While all age groups have been affected in the second wave, the number of deaths in 31 to 40 years category was 18 in 2020, and this year, the count already stands at 26. In the age group of 41 to 50 years, the tally of fatalities is 50 this year so far— three more than the total fatalities recorded in this age group in 2020. Meanwhile, diabetes, hypertension, acute respiratory infection, acute respiratory distress syndrome and chronic obstructive pulmonary disease (COPD) remain the main causes and co-morbidities associated with deaths in both the waves.
Professor Dr Digambar Behera, Head of Department of Pulmonary Medicine at PGIMER, reflects that as there has been a sudden surge in cases, the mortality has also gone up. “The new variants, including the double mutants with high rate of infectivity, resulted in the rapid spread of the disease, affecting a large population, including the young and children. While most recover, 10 to 15 per cent patients are moderately or severely infected, with five per cent very critical. As Covid-19 is primarily a lung disease, the involvement of lungs is very high, though other systems are also affected as the disease progresses,” explains Professor Behera.

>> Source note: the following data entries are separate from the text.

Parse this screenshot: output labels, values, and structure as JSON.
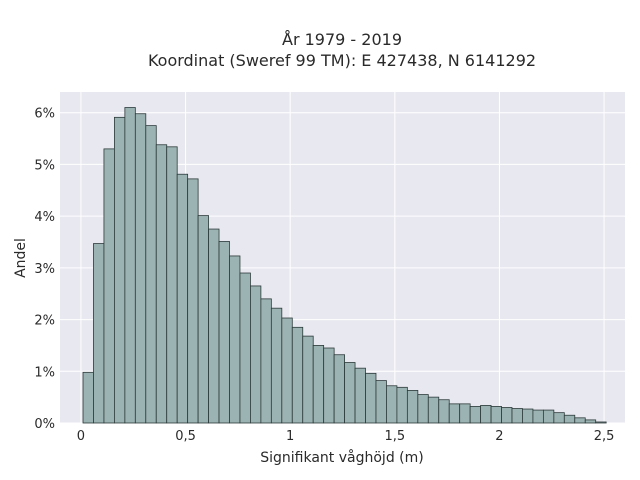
{
  "chart_data": {
    "type": "bar",
    "title_line1": "År 1979 - 2019",
    "title_line2": "Koordinat (Sweref 99 TM): E 427438, N 6141292",
    "xlabel": "Signifikant våghöjd (m)",
    "ylabel": "Andel",
    "grid": true,
    "xlim": [
      -0.1,
      2.6
    ],
    "ylim": [
      0,
      6.4
    ],
    "x_ticks": [
      {
        "value": 0,
        "label": "0"
      },
      {
        "value": 0.5,
        "label": "0,5"
      },
      {
        "value": 1,
        "label": "1"
      },
      {
        "value": 1.5,
        "label": "1,5"
      },
      {
        "value": 2,
        "label": "2"
      },
      {
        "value": 2.5,
        "label": "2,5"
      }
    ],
    "y_ticks": [
      {
        "value": 0,
        "label": "0%"
      },
      {
        "value": 1,
        "label": "1%"
      },
      {
        "value": 2,
        "label": "2%"
      },
      {
        "value": 3,
        "label": "3%"
      },
      {
        "value": 4,
        "label": "4%"
      },
      {
        "value": 5,
        "label": "5%"
      },
      {
        "value": 6,
        "label": "6%"
      }
    ],
    "bin_start": 0.01,
    "bin_width": 0.05,
    "values_percent": [
      0.98,
      3.47,
      5.3,
      5.91,
      6.1,
      5.98,
      5.75,
      5.38,
      5.34,
      4.81,
      4.72,
      4.01,
      3.75,
      3.51,
      3.23,
      2.9,
      2.65,
      2.4,
      2.22,
      2.03,
      1.85,
      1.68,
      1.5,
      1.45,
      1.32,
      1.17,
      1.06,
      0.96,
      0.82,
      0.72,
      0.69,
      0.63,
      0.55,
      0.5,
      0.45,
      0.37,
      0.37,
      0.32,
      0.34,
      0.32,
      0.3,
      0.28,
      0.27,
      0.25,
      0.25,
      0.2,
      0.15,
      0.1,
      0.06,
      0.02
    ]
  },
  "colors": {
    "background": "#ffffff",
    "plot_background": "#e8e8f0",
    "grid": "#ffffff",
    "bar_fill": "#9cb3b3",
    "bar_stroke": "#2c3a3a"
  }
}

Patients with co-morbidities, he says, will in most cases have a more severe form of the disease, and the severity increases if the co-morbidity is more serious, consequently leading to fatalities. “People with COPD, asthma, respiratory issues and cancer, among other such conditions need to take extra precautions, as because of their low immunity they are more susceptible to Covid-19 of higher severity.”
Dr Zafar Ahmed, Senior Consultant, Critical Care, Pulmonology and Chest at Fortis Hospital in Mohali, says patients are dying after prolonged illnesses as well as Covid-19 complications like infections, barotraumas, cardiac complications, among others. The causes of increased deaths also include progressive severity of illness. “This wave has proven to be aggressive and virulent.”

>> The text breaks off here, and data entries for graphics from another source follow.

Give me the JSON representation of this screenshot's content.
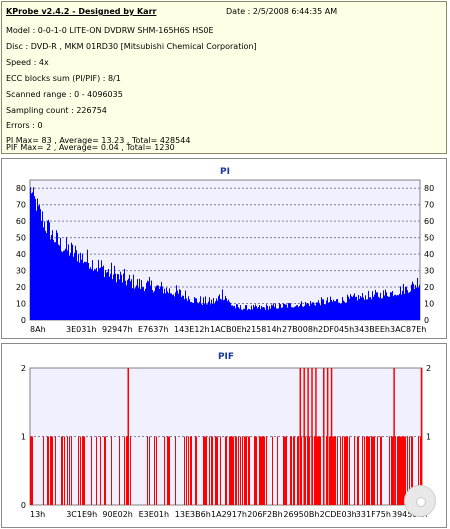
{
  "info": {
    "title": "KProbe v2.4.2 - Designed by Karr",
    "date": "Date : 2/5/2008 6:44:35 AM",
    "lines": [
      "Model : 0-0-1-0 LITE-ON DVDRW SHM-165H6S HS0E",
      "Disc : DVD-R , MKM 01RD30  [Mitsubishi Chemical Corporation]",
      "Speed : 4x",
      "ECC blocks sum (PI/PIF) : 8/1",
      "Scanned range : 0 - 4096035",
      "Sampling count : 226754",
      "Errors : 0",
      "PI Max= 83 , Average= 13.23 , Total= 428544",
      "PIF Max= 2 , Average= 0.04 , Total= 1230"
    ]
  },
  "chart_data": [
    {
      "type": "area",
      "title": "PI",
      "ylim": [
        0,
        85
      ],
      "yticks": [
        0,
        10,
        20,
        30,
        40,
        50,
        60,
        70,
        80
      ],
      "xtick_labels": [
        "8Ah",
        "3E031h",
        "92947h",
        "E7637h",
        "143E12h",
        "1ACB0Eh",
        "215814h",
        "27B008h",
        "2DF045h",
        "343BEEh",
        "3AC87Eh"
      ],
      "color": "#0000ff",
      "grid": true,
      "profile": [
        [
          0.0,
          78,
          83
        ],
        [
          0.01,
          70,
          80
        ],
        [
          0.02,
          62,
          75
        ],
        [
          0.04,
          52,
          66
        ],
        [
          0.06,
          46,
          58
        ],
        [
          0.08,
          41,
          52
        ],
        [
          0.1,
          38,
          50
        ],
        [
          0.13,
          34,
          46
        ],
        [
          0.16,
          30,
          42
        ],
        [
          0.19,
          26,
          38
        ],
        [
          0.22,
          23,
          34
        ],
        [
          0.25,
          20,
          30
        ],
        [
          0.28,
          18,
          27
        ],
        [
          0.31,
          17,
          26
        ],
        [
          0.34,
          16,
          24
        ],
        [
          0.37,
          14,
          22
        ],
        [
          0.4,
          12,
          19
        ],
        [
          0.42,
          10,
          16
        ],
        [
          0.44,
          9,
          15
        ],
        [
          0.46,
          9,
          14
        ],
        [
          0.48,
          9,
          16
        ],
        [
          0.49,
          12,
          22
        ],
        [
          0.5,
          12,
          22
        ],
        [
          0.51,
          9,
          14
        ],
        [
          0.53,
          6,
          10
        ],
        [
          0.56,
          6,
          9
        ],
        [
          0.6,
          6,
          10
        ],
        [
          0.65,
          7,
          11
        ],
        [
          0.7,
          8,
          12
        ],
        [
          0.75,
          9,
          14
        ],
        [
          0.8,
          10,
          15
        ],
        [
          0.85,
          12,
          17
        ],
        [
          0.9,
          13,
          19
        ],
        [
          0.95,
          15,
          22
        ],
        [
          0.98,
          17,
          25
        ],
        [
          1.0,
          20,
          30
        ]
      ]
    },
    {
      "type": "bar",
      "title": "PIF",
      "ylim": [
        0,
        2
      ],
      "yticks": [
        0,
        1,
        2
      ],
      "xtick_labels": [
        "13h",
        "3C1E9h",
        "90E02h",
        "E3E01h",
        "13E3B6h",
        "1A2917h",
        "206F2Bh",
        "26950Bh",
        "2CDE03h",
        "331F75h",
        "39458Eh"
      ],
      "color": "#ff0000",
      "grid": true,
      "value_2_at": [
        0.25,
        0.69,
        0.7,
        0.71,
        0.72,
        0.73,
        0.75,
        0.76,
        0.77,
        0.93,
        1.0
      ]
    }
  ]
}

Dr Ahmed adds that the deaths may continue for some time after the peak is over. More so, due to the increased virulence of the strain. “With no lockdown initially, everyone was equally exposed to the virus. I am not sure if the proportion of women affected has more or less fatality as compared to men, but they have a higher risk of delayed diagnosis and treatment owing to our social structure.”
Covid-19 infection, he says, involves primarily the lungs. Much of the involvement is mainly due to the cytokine surge that follows the viral infection. Similar mechanism is also seen in other viral infections like H1N1 Ebola and SARS. “Hence, there is an emergence of lung disease in the wake of Covid-19 pandemic. Diabetes has been a major comorbid factor contributing to the negative outcome in pulmonary infections, including Covid pneumonias. Uncontrolled or worsened control of diabetes is commonly seen with the infection and with the treatment involving steroids. Simply stated, diabetes has not emerged, rather it has taken prominence as a major risk factor for disease severity, progression, treatment issues and post-Covid complications like infections especially fungal,” observes Dr Ahmed.
As the disease progresses, the fatalities are seen in the third or fourth week of an infection, says Dr Ramneek Bedi, Advisor, World Medical Association. That is why, says the doctor, it is important to impose a lockdown early rather than late. “If the total number of people getting infected rises, the total deaths will rise proportionately. We should see a downward trend in fatalities in another 10 days. Scientists are studying the new strain’s effect on pancreas directly rather than the initial hypothesis of steroids increasing the sugar levels.”